It’s a classic action movie with an emerging romance that sparks the protagonist’s actions and choices. However, the soundtrack and soundscape of the movie feels much different than most action movies.
On Wikipedia, there’s a blurb about the choices and motives for the music chosen and created for the movie:
Most of its ethereal electronic-pop score was composed by Cliff Martinez. Refn was a particular fan of his ambient work on the Sex, Lies, and Videotape soundtrack. The score contains tracks with vintage keyboards and bluntly descriptive titles. Refn wanted electronic music for the film and to have the music occasionally be abstract so viewers can see things from The driver’s perspective. He gave composer Martinez a sampling of songs he liked and asked Martinez to emulate the sound, resulting in “a kind of retro, 80ish, synthesizereuropop”. Editor Matt Newman suggested Drive’s opening credits song – “Nightcall” by French electronic musician Kavinsky.
Winding Refn wanted a score by Johnny Jewel of Desire and Chromatics, whose music was used in the film, but the studio had other plans. They instead hired Martinez at the last minute to imitate the style and feel of Jewel’s bands Chromatics and Glass Candy.
As Winding Refn was going through mixer Johnny Jewel’s catalog, he picked out “Under Your Spell” and “Tick of the Clock” because he thought of Drive being a fairytale. During Drive‘s climax, “A Real Hero”‘s keynote melody, about becoming “a real human being, and a real hero”, refrains because that is when the driver changes into both those statuses’. At first, Jewel worried that “Under Your Spell” might be too literal but soon realized it is used in Drive “in the exact same way that I was feeling it when I wrote it. He definitely got the nuance of the song, and understood what it was supposed to mean, and he wanted to give that emotion to the viewer, that same feeling.”
Thinking of music in terms of basic elements, Jewel would tell the director that for certain scenes, it should not have bass since, as an earth tone, it usually is used for a more emotional or ominous part. Jewel thought the music should be upper register and relaxing for the “dreamlike” scene. To help himself with the writing process and conjure up melodies, the producer would perform a procedure where he highlighted many phrases from the novel, then printed those words in large font and hung them on his walls or drew pictures during viewings of Drive.

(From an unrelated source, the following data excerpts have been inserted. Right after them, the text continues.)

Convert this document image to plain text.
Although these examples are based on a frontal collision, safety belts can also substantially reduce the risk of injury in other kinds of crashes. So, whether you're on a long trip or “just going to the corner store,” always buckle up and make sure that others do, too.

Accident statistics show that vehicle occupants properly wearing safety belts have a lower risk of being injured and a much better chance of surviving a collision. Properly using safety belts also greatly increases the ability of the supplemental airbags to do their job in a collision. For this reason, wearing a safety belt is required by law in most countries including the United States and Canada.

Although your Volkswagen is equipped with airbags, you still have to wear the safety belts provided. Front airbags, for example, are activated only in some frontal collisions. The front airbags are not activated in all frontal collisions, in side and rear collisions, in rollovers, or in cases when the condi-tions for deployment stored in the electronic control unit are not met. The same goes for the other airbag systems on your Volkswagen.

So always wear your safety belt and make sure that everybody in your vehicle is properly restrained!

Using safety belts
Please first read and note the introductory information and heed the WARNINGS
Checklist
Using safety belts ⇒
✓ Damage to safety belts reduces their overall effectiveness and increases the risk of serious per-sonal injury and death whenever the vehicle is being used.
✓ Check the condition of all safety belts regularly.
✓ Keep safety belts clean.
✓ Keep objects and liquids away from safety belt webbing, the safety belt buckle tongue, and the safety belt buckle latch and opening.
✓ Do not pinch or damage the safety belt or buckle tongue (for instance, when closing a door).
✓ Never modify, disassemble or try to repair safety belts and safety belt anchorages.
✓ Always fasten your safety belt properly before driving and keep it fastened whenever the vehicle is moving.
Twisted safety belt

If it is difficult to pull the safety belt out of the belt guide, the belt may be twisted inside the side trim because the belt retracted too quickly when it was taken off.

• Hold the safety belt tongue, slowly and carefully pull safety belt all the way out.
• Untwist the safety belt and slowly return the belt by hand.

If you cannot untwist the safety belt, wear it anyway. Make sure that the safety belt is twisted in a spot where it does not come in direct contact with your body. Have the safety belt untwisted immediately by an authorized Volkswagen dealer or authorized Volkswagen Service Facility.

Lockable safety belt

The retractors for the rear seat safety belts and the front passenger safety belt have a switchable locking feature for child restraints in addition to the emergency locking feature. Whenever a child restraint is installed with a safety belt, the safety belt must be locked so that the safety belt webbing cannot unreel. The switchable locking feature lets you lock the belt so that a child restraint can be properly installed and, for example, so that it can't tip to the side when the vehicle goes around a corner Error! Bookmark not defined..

My process for creating this mash-up of the music to mimic the arc of the story, I found as many songs as possible from the soundtrack on YouTube and downloaded them as MP3s. I then imported them to Audacity and began to arrange them. It begins with Kravinsky’s “Nightcall,” just as the movie starts with that song. Then it goes into Desire’s “Under Your Spell.” I selected a chunk of the song whose lyrics seemed to represent the romantic interest in the movie and how she affects the driver. I copy and pasted that selection from “Under Your Spell” multiple times. I then selected thirty-second portions from the other songs, many of which were just instrumental, and overlaid them with “Under Your Spell.” These chunks represent the plot line and what happens to the driver. By keeping “Under Your Spell” constantly playing, I hoped to reflect how the woman really led the driver to get into this whole mess on her behalf.
I don’t think my rendition of this assignment is the same as what was intended, but I think my adaptation of it suits the movie as it’s a very sound based experience and the soundtrack is very important to the movie. The details are very abstract and vague, so I think this retelling of the story through the soundtrack suits the movie’s narrative style.